We tend to think of racism as ‘hatred’, but the great Asian American playwright Frank Chin wrote an essay with Jeffrey Paul Chan on Racist Love, which argued that racial stereotypes are there to enforce white supremacy. So if the stereotyped minority fights back against the stereotype, then anger and hate ensue.

If the stereotyped minority embraces the stereotype, then all is harmony, and ‘racist love’ ensues where the stereotyped minority becomes a kind of ‘trophy pet’. Exotic but inherently inferior. The academic Ming Dong Gu went even further and wrote a book called Sinologism, where he posits that there’s a stage past Orientalism where we ourselves actually present the stereotype to the White supremacist power structure.

I’m not sure a drama about challenging stereotypes on its own is that interesting for me, but the pressure we’re under to conform in order to survive – and sometimes that pressure comes from each other – is inherently compelling for me. And that, to me, is the complexity of Asian heritage in today’s Britain, and there’ll be as many different reactions to that as there will be people watching the show.

The press release notes that the play is “semi-autobiographical.” Can you talk about the challenges or freedoms of working with autobiographical material in this way?

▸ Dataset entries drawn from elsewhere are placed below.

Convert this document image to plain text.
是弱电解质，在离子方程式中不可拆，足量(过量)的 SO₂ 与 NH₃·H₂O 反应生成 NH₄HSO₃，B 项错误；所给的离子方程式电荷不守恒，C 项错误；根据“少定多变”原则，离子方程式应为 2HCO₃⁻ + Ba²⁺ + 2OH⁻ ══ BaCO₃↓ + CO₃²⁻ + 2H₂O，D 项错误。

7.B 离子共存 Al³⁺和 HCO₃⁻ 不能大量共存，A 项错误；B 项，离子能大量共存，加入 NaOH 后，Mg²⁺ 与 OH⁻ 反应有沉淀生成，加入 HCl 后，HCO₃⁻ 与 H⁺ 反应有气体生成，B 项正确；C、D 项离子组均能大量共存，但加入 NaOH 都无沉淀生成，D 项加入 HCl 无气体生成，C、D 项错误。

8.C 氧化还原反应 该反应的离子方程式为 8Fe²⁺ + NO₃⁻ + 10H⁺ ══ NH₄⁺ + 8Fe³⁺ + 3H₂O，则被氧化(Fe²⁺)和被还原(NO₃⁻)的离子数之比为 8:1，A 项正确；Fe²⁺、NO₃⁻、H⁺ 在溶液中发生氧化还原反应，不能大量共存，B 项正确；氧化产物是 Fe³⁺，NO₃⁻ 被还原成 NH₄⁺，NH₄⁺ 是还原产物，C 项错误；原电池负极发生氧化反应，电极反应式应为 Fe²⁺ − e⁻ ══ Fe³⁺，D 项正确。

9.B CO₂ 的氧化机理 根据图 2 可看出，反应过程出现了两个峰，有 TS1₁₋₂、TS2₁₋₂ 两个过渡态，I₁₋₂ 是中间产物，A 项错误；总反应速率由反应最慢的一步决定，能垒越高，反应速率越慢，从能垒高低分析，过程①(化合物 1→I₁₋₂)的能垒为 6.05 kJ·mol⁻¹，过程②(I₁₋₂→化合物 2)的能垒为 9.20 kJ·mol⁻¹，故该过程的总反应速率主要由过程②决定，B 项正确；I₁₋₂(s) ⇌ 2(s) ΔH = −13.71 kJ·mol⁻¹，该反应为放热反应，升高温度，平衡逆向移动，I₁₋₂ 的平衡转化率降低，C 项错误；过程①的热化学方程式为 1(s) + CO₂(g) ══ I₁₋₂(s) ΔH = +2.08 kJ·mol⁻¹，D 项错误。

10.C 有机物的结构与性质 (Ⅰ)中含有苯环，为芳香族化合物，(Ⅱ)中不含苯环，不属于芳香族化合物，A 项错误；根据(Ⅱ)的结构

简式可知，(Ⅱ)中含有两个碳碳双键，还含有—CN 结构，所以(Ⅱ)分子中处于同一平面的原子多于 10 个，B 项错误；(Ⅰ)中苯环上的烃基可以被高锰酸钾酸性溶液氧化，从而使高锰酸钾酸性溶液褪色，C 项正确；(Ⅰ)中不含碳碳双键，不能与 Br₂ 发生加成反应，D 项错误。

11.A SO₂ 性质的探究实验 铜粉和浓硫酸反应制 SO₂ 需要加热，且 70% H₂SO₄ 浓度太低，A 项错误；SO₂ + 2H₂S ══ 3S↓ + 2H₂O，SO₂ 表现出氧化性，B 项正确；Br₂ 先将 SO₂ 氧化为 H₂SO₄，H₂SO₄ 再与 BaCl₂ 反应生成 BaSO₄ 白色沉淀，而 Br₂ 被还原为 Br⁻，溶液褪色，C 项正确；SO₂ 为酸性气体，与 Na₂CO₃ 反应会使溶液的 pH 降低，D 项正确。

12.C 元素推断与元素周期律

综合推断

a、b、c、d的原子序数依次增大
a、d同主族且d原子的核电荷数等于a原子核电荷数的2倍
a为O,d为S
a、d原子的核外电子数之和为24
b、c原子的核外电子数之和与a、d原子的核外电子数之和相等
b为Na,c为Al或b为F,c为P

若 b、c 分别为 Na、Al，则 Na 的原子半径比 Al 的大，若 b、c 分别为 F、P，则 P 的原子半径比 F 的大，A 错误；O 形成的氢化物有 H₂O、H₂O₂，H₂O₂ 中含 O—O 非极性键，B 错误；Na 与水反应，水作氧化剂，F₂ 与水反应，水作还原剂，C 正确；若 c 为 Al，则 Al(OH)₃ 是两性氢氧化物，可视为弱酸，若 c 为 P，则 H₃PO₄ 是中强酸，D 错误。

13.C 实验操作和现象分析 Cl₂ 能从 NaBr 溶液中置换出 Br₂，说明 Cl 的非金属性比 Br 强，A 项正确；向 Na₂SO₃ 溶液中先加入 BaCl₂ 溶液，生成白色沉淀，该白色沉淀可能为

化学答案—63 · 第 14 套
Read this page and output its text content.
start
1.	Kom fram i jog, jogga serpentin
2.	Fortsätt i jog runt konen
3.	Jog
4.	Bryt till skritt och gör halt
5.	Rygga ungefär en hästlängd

It’s inherently freeing, as it’s my life, and I can effectively tell it the way I want to. I would stress, though, that the emphasis is very much on it being semi-autobiographical. I’ve heavily mythologized it, and most of it is enacted by two female-identifying performers. It’s not ‘realism’, but at the heart of it – as should be at the heart of ALL dramas – is a question that is absolutely real and universal: who am I, and is it even possible for me to ‘belong’?

The challenge is probably the same as with any other kind of drama, to be honest: to not be self-indulgent. But we’ve gone about this in such a bold and vibrant way, and I have such an extraordinary team around me: amazing actors and director, incredible music, and lighting design, plus not one but TWO extraordinary designers, QianEr Jin and Erin Guan, who have designed the dreamiest setting which incorporates powerful and beautiful video projection that embraces school playgrounds, family homes, Chinatown streets – and all through the Dao of ancient Chinese cosmology. It’s a wild ride!

Plus, there’s a talking tooth: what more could you want?

What kind of conversations do you hope The Dao of Unrepresentative British Chinese Experience will spark among audiences?

Our amazing director, Alice Kornistzer, often says, “This play is about a love of life.” Yes, there’s pain and heartbreak in there. But there’s a journey (or Dao) as well and something that is ultimately very affirming and, I would hope, uplifting. I don’t like telling an audience how to react or what to think and talk about. There are so many themes and aspects to the show we’ve made. Come along and have all the conversations you want to. Find me in the bar afterward or on social media.

I actually think it’ll be a great date night!